Mas não só durante o sonho as outras casas aparecem. Quando nos mudamos de casa, por exemplo, levamos um resto da casa antiga que se revela nos gestos cotidianos. Demoramos algum tempo até encontrarmos os itens que nós mesmos organizamos na casa nova. Da mesma forma que fazíamos na casa antiga, abrimos a primeira gaveta da cozinha procurando um copo que não está lá, pois os copos agora ficam em outro lugar. Entramos num cômodo escuro e erramos a altura ou o lugar do apagador, ou acertamos a altura do apagador da outra casa. Ou mesmo quando acordamos e por alguns segundos não reconhecemos aquele quarto como nosso.

As casas que habitamos se inscrevem em nosso corpo, estruturando e organizando as experiências de outras casas. Para Bachelard (1957, p.58) somos “o diagrama das funções do habitar aquela casa particular, e todas as outras casas são apenas variações sobre um tema fundamental”.

De volta à disciplina

Se as casas que habitamos compõem uma série na qual os primeiros exemplares influenciam os próximos, como as casas que vivemos influenciam nas casas que projetamos?

Uma resposta possível passa por considerar que durante a etapa de projetos imaginamos como seria habitar aquilo que projetamos. Ou dizendo de outra forma, que habitamos nossos projetos por meio da imaginação. Nesse sentido, as ferramentas que usamos pra projetar — desenhos em escala, modelos 3d etc. — não são apenas instrumentos para representação, mas a própria construção dessa imaginação. Para quem tiver interesse, escrevi sobre isso em profundidade com meu amigo, Giovanni Rolla, professor de filosofia na UFBA aqui.

É possível supor que na medida em que os arquitetos ganham experiência com o projetar, essa capacidade imaginativa vai sendo aprimorada. Logo, os arquitetos experientes conseguem antever através da imaginação as possibilidades que determinado espaço pode oferecer ao ser habitado — o que não significa que todas as possibilidades podem ser antevistas, obviamente.

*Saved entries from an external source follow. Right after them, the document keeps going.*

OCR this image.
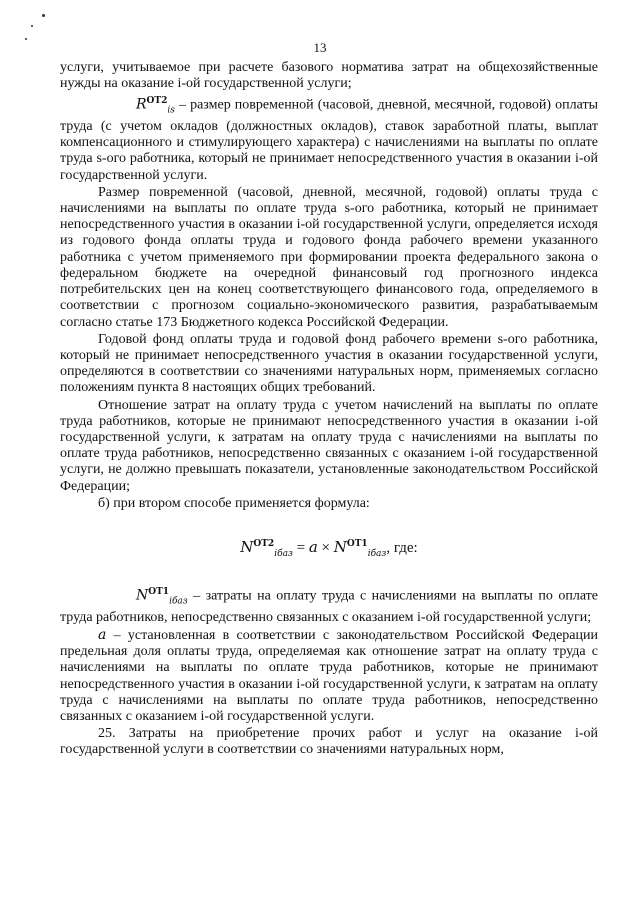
13

услуги, учитываемое при расчете базового норматива затрат на общехозяйственные нужды на оказание i-ой государственной услуги;

$R^{ОТ2}_{is}$ – размер повременной (часовой, дневной, месячной, годовой) оплаты труда (с учетом окладов (должностных окладов), ставок заработной платы, выплат компенсационного и стимулирующего характера) с начислениями на выплаты по оплате труда s-ого работника, который не принимает непосредственного участия в оказании i-ой государственной услуги.

Размер повременной (часовой, дневной, месячной, годовой) оплаты труда с начислениями на выплаты по оплате труда s-ого работника, который не принимает непосредственного участия в оказании i-ой государственной услуги, определяется исходя из годового фонда оплаты труда и годового фонда рабочего времени указанного работника с учетом применяемого при формировании проекта федерального закона о федеральном бюджете на очередной финансовый год прогнозного индекса потребительских цен на конец соответствующего финансового года, определяемого в соответствии с прогнозом социально-экономического развития, разрабатываемым согласно статье 173 Бюджетного кодекса Российской Федерации.

Годовой фонд оплаты труда и годовой фонд рабочего времени s-ого работника, который не принимает непосредственного участия в оказании государственной услуги, определяются в соответствии со значениями натуральных норм, применяемых согласно положениям пункта 8 настоящих общих требований.

Отношение затрат на оплату труда с учетом начислений на выплаты по оплате труда работников, которые не принимают непосредственного участия в оказании i-ой государственной услуги, к затратам на оплату труда с начислениями на выплаты по оплате труда работников, непосредственно связанных с оказанием i-ой государственной услуги, не должно превышать показатели, установленные законодательством Российской Федерации;

б) при втором способе применяется формула:

$N^{ОТ2}_{iбаз} = a \times N^{ОТ1}_{iбаз}$, где:

$N^{ОТ1}_{iбаз}$ – затраты на оплату труда с начислениями на выплаты по оплате труда работников, непосредственно связанных с оказанием i-ой государственной услуги;

a – установленная в соответствии с законодательством Российской Федерации предельная доля оплаты труда, определяемая как отношение затрат на оплату труда с начислениями на выплаты по оплате труда работников, которые не принимают непосредственного участия в оказании i-ой государственной услуги, к затратам на оплату труда с начислениями на выплаты по оплате труда работников, непосредственно связанных с оказанием i-ой государственной услуги.

25. Затраты на приобретение прочих работ и услуг на оказание i-ой государственной услуги в соответствии со значениями натуральных норм,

Essa habilidade deve, portanto, ser desenvolvida para expandir o repertório de espacialidades para além daquelas que tivemos acesso presencialmente. Nas últimas edições da disciplina passamos a incluir estudos de projetos em sala de aula coletivamente. Escolhemos um projeto que consideramos de qualidade e relacionado ao tema do trabalho e projetamos em sala seus desenhos técnicos, fotografias e vamos percorrendo o projeto, elencando qualidades técnicas, evidenciando soluções e imaginando possibilidades de apropriação. O exercício tem se mostrado um processo coletivo de descoberta, onde por vezes nos deparamos com questões que não estavam evidentes num primeiro momento.

A pertinência desse tipo de exercício para construir a capacidade de imaginar-se “como se” estivesse habitando o espaço é de grande relevância mesmo em tempos de projetos automatizados, construídos a partir de critérios financeiros ou gerados por inteligências artificiais. Isso é, mesmo em um contexto onde caminhamos para a geração quase instantânea de layouts e soluções projetuais (p.ex. Finch), ainda é necessário alguém para decidir dentre todas as possibilidades, qual é a mais interessante do ponto de vista arquitetônico.

Se projetar é, antes de tudo, um exercício de imaginação, essa imaginação não parte do vazio. Ela se ancora em referências que não escolhemos inteiramente — são gestos aprendidos, espacialidades absorvidas, experiências que se inscrevem no corpo sem que percebamos. O relevo psíquico da casa se manifesta nesse movimento: projetar não é apenas conceber um espaço futuro, mas também revisitar lugares passados, muitas vezes sem intenção.

Os projetos são, em parte, reverberações dessas experiências. As qualidades e os problemas das casas vividas retornam no desenho, algumas vezes como reprodução inconsciente, outras como tentativa de superação. Se há repetição, há também a possibilidade de deslocamento: perceber o que carregamos para dentro do projeto é o primeiro passo para transformar o que projetamos. No fim, imaginar um espaço não é apenas definir paredes, fluxos e usos. É, inevitavelmente, um exercício de reconhecer e transcender as casas que ainda nos habitam.